Mizo lawmakers maintain that the 1875 delineation was the “only border created in cooperation with our leaders [and]… is the genuine boundary as it was done per the agreement between the Mizo Chiefs and the British government.” They further claim that “when the line was drawn in 1975, we were not consulted,” and so the boundary was “forced”.

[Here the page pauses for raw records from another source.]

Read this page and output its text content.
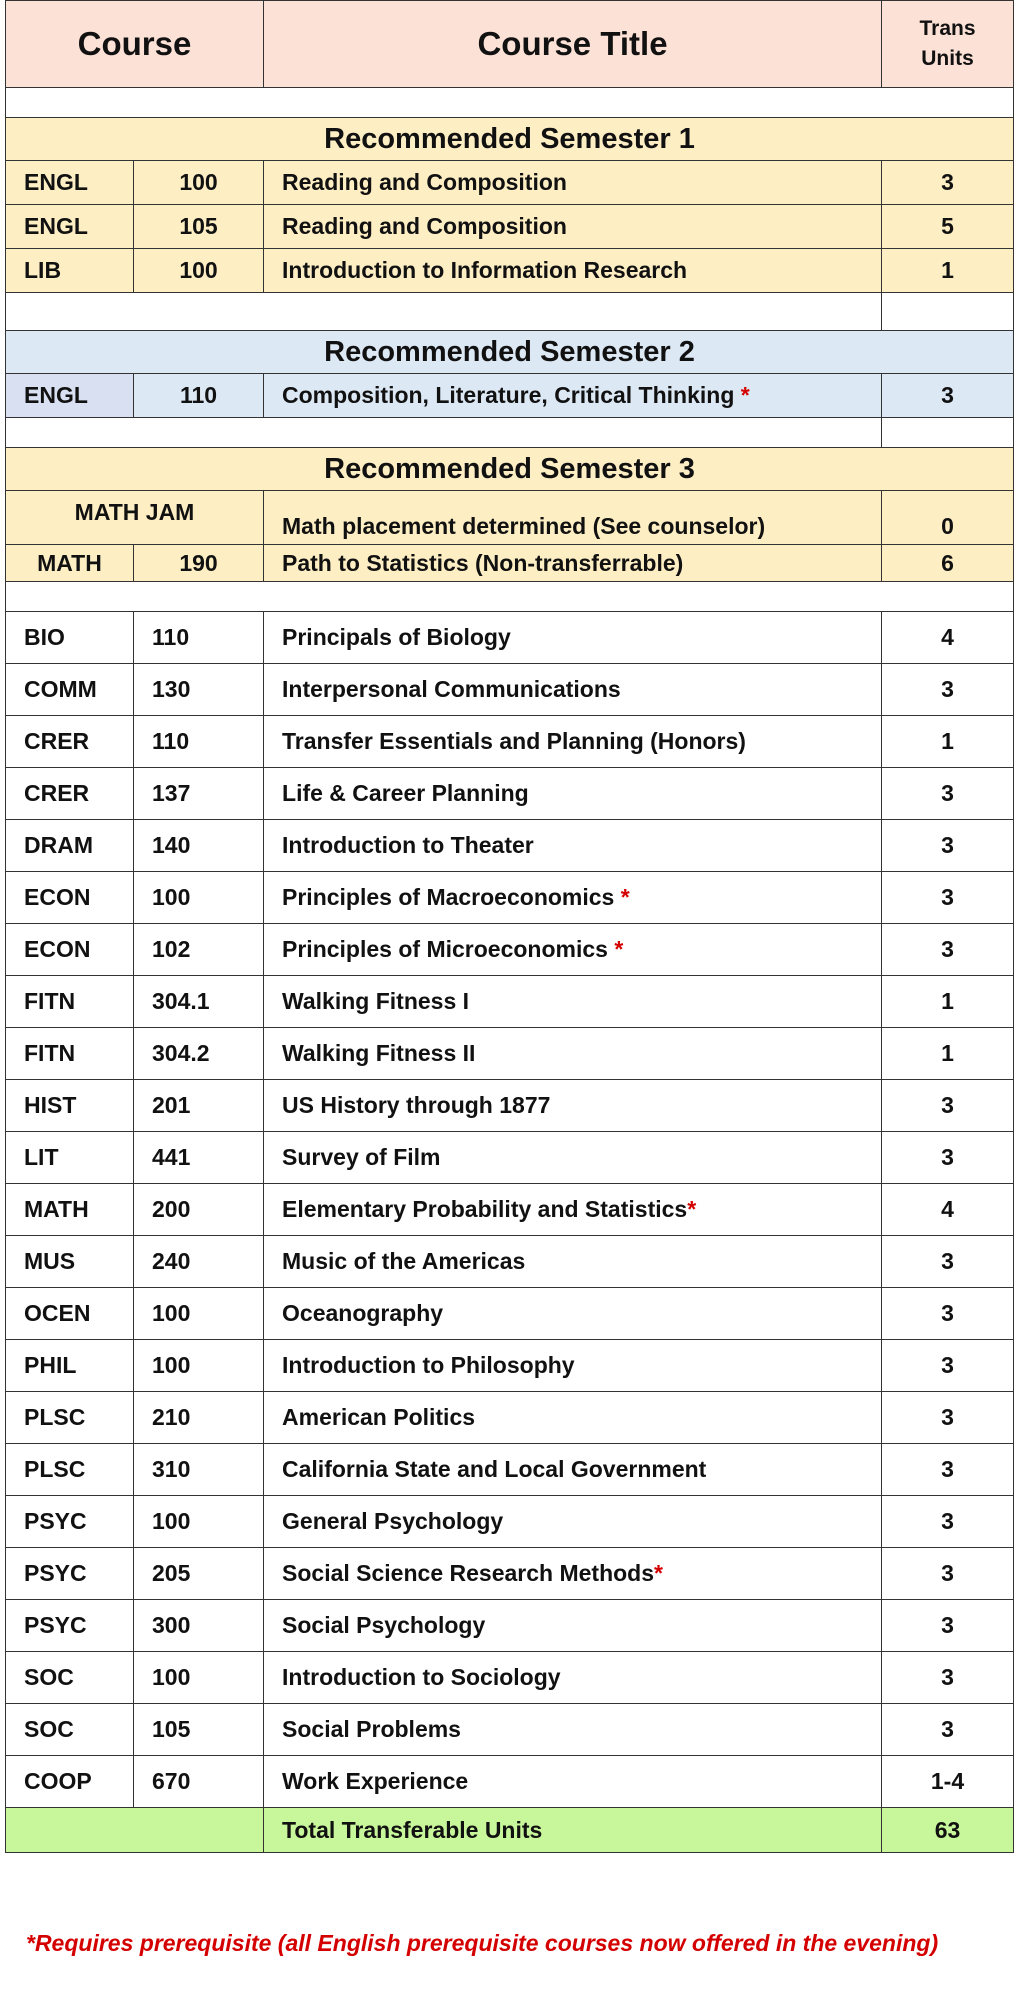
Course		Course Title	Trans
Units

Recommended Semester 1			
ENGL	100	Reading and Composition	3
ENGL	105	Reading and Composition	5
LIB	100	Introduction to Information Research	1

Recommended Semester 2			
ENGL	110	Composition, Literature, Critical Thinking *	3

Recommended Semester 3			
MATH JAM		Math placement determined (See counselor)	0
MATH	190	Path to Statistics (Non-transferrable)	6

BIO	110	Principals of Biology	4
COMM	130	Interpersonal Communications	3
CRER	110	Transfer Essentials and Planning (Honors)	1
CRER	137	Life & Career Planning	3
DRAM	140	Introduction to Theater	3
ECON	100	Principles of Macroeconomics *	3
ECON	102	Principles of Microeconomics *	3
FITN	304.1	Walking Fitness I	1
FITN	304.2	Walking Fitness II	1
HIST	201	US History through 1877	3
LIT	441	Survey of Film	3
MATH	200	Elementary Probability and Statistics*	4
MUS	240	Music of the Americas	3
OCEN	100	Oceanography	3
PHIL	100	Introduction to Philosophy	3
PLSC	210	American Politics	3
PLSC	310	California State and Local Government	3
PSYC	100	General Psychology	3
PSYC	205	Social Science Research Methods*	3
PSYC	300	Social Psychology	3
SOC	100	Introduction to Sociology	3
SOC	105	Social Problems	3
COOP	670	Work Experience	1-4
		Total Transferable Units	63
*Requires prerequisite (all English prerequisite courses now offered in the evening)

As a result, the 1875 boundary separating the Cachar Hills from the Lushai Hills, as well as the 1933 notification separating the Lushai Hills from Manipur, are at the heart of the conflict between Mizoram and Assam. The Mizo Assembly was informed that the “difference between the former border of 1875 and 1933 is 749 square kilometres”. Assam and Mizoram share a 164-kilometre border, with three Assam districts – Cachar, Karimganj, and Hailakandi – touching the three Mizoram districts of Aizawl, Kolasib, and Mamit.

 

Read more: What Is The #SaveBuxwahaForest Movement?

 

Violent confrontations have occurred in the past as a result of the Assam-Mizoram border dispute, with reports dating back to the 1970s. Nevertheless, a significant flare-up happened in 2020, followed by the fighting this year. Assam has a BJP administration in charge and the party is also associated with the neighbouring state’s Mizo National Front-led administration.

Lt. Gen Shokin Chauhan writes in a Financial Express column that the Centre can help resolve internal border disputes “by either persuading the concerned states to come to the negotiating table and seek a solution or by establishing a boundary commission whose recommendations would be binding on the parties involved”. News18 reported that following clashes on Assam’s border with Nagaland in 2014, then-chief minister Tarun Gogoi said, “several border commissions have been established to settle the issue with Nagaland, Arunachal Pradesh, and Meghalaya, but the other states have not accepted the recommendations of these panels.”